Recognising romance, investment, and impersonation scams
The costliest scams work slowly, building trust before asking for money. Learn the patterns that give them away.
Unlike a quick phishing text, these scams play the long game. A scammer builds a relationship — romantic, friendly, or as a trusted authority — over weeks or months, then exploits that trust to extract money. They target people of every age and background.
Romance scams
A scammer creates a fake profile on a dating app or social network and begins an intense relationship. The signs:
- Things move very fast emotionally — declarations of love within days
- They always have an excuse not to video call or meet
- An eventual crisis that needs money — a medical emergency, a customs fee, a ticket to visit you
- They ask you to keep the relationship secret
The rule that stops them: never send money, gift cards, or cryptocurrency to someone you have not met in person — no matter how real it feels. A genuine partner will understand. A scammer will pressure you, and that pressure is the tell.
Investment scams ("pig butchering")
A devastating variant blends romance with fake investing. After building trust, the scammer introduces an "amazing" crypto opportunity on a professional-looking app. Your early investment appears to grow — the dashboard is fake. You can even withdraw a small amount at first. When you try to withdraw a large sum, sudden "taxes" or "fees" appear — more money extracted — and eventually the platform vanishes.
If it guarantees high returns with no risk, it is a scam. Be deeply suspicious of any opportunity introduced by someone you met online.
Impersonation scams
- Authority: "This is the tax office / police / your bank's fraud team — act now to avoid arrest or loss."
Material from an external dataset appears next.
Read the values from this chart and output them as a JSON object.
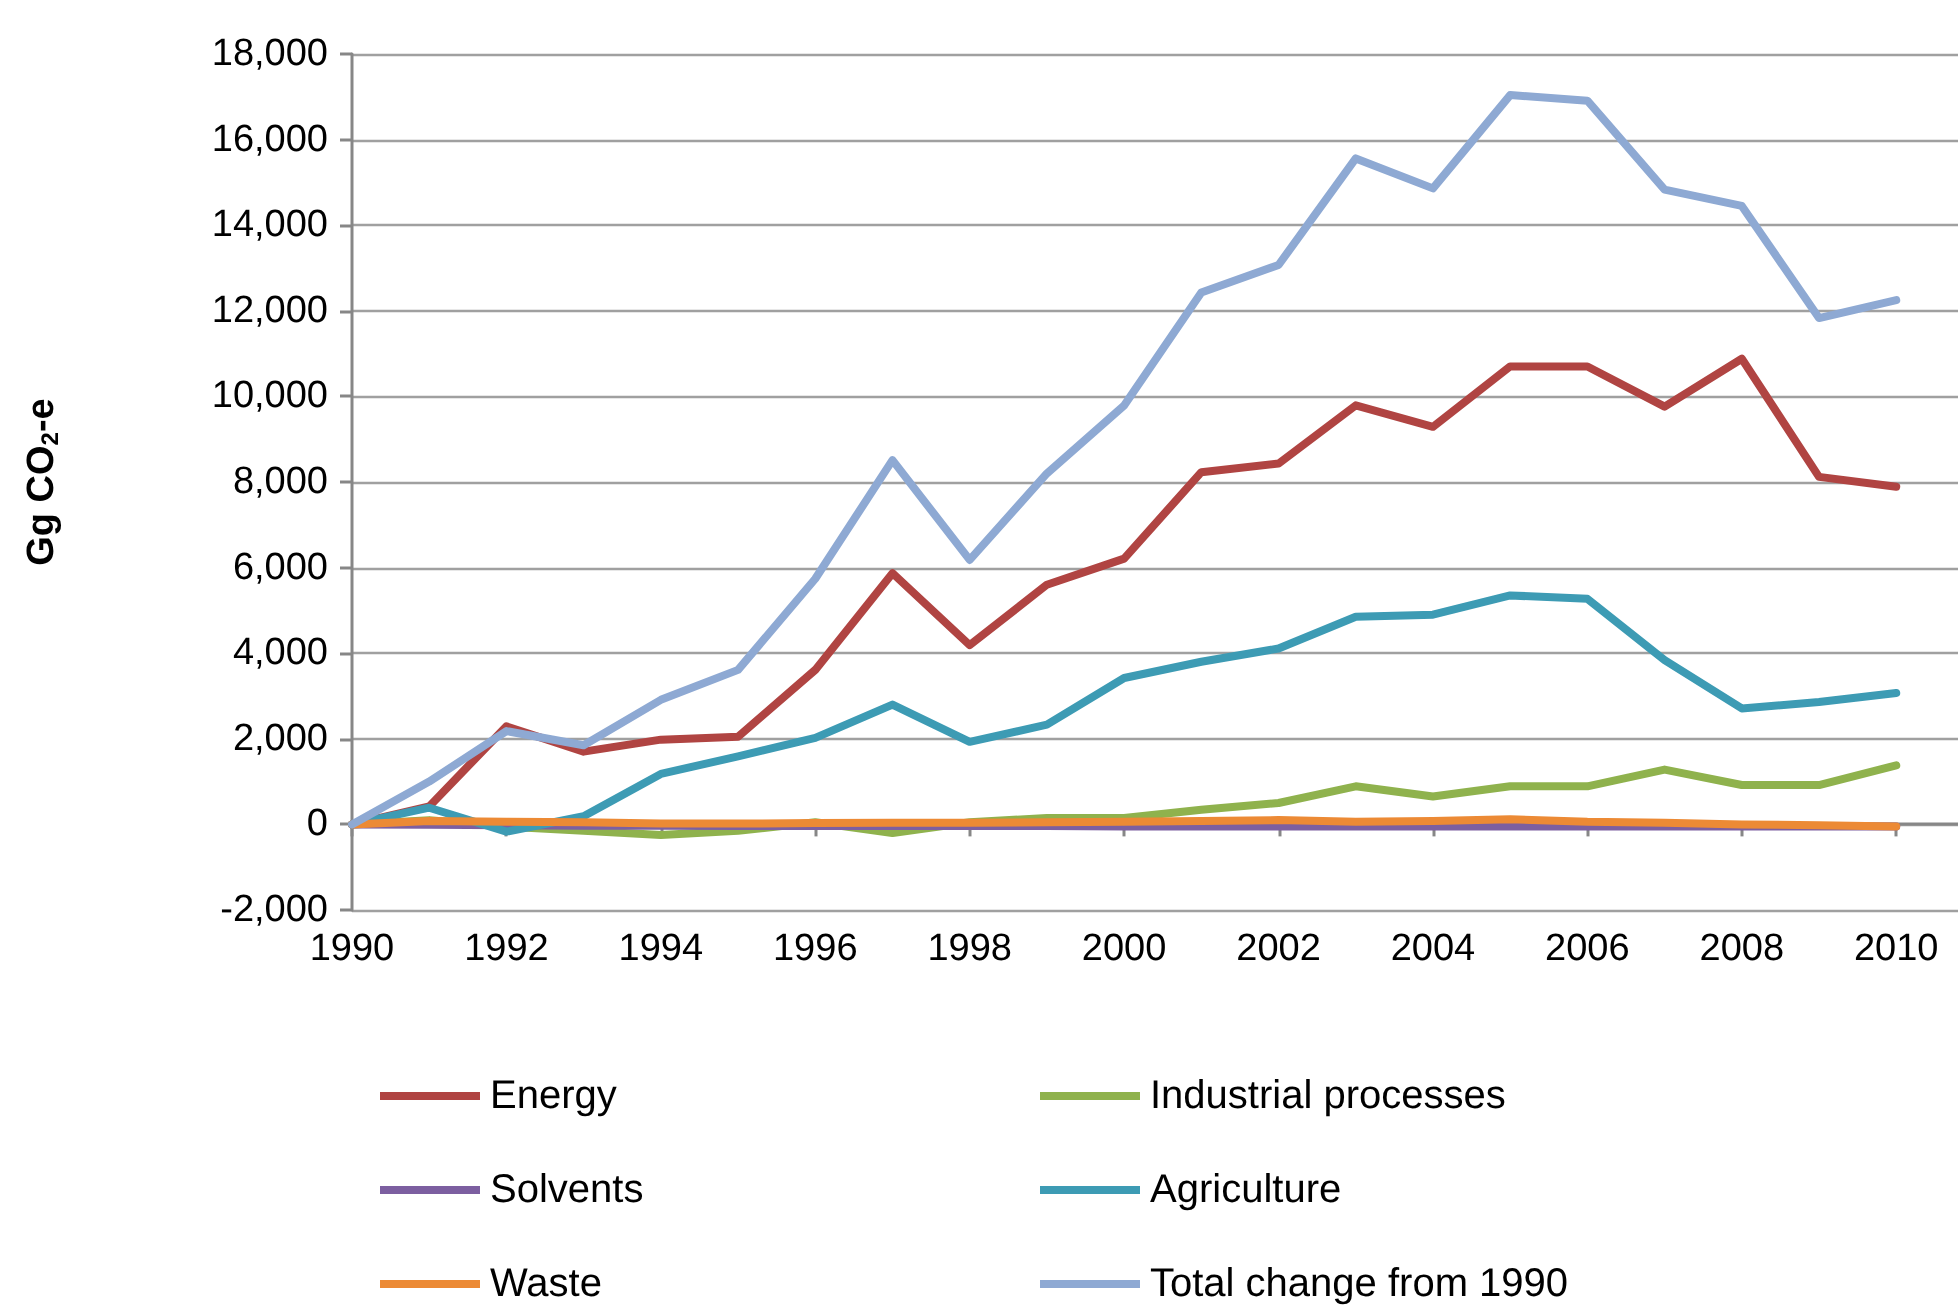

- Family emergency: "Mum, I lost my phone, I'm in trouble — send money." Scammers increasingly use AI-cloned voices of real relatives.
- Tech support: "Your computer is infected, let me connect remotely" — then they steal or lock your data.
Agree a family safe word. Because voices can be faked, agree a private word with close family. If an urgent call begs for money, ask for the word — and call the person back on their known number.
If you or a loved one is caught in one
Victims are often too embarrassed to speak up; scammers exploit that shame. Approach with compassion, not blame.
- Stop all payments and contact immediately.
- Call the bank — fast reporting can sometimes stop or recover a transfer.
- Preserve evidence — messages, profiles, transactions.
- Report it via the services in our reporting directory.
- Beware "recovery" scams — a second scammer may offer to get the money back for a fee. They cannot.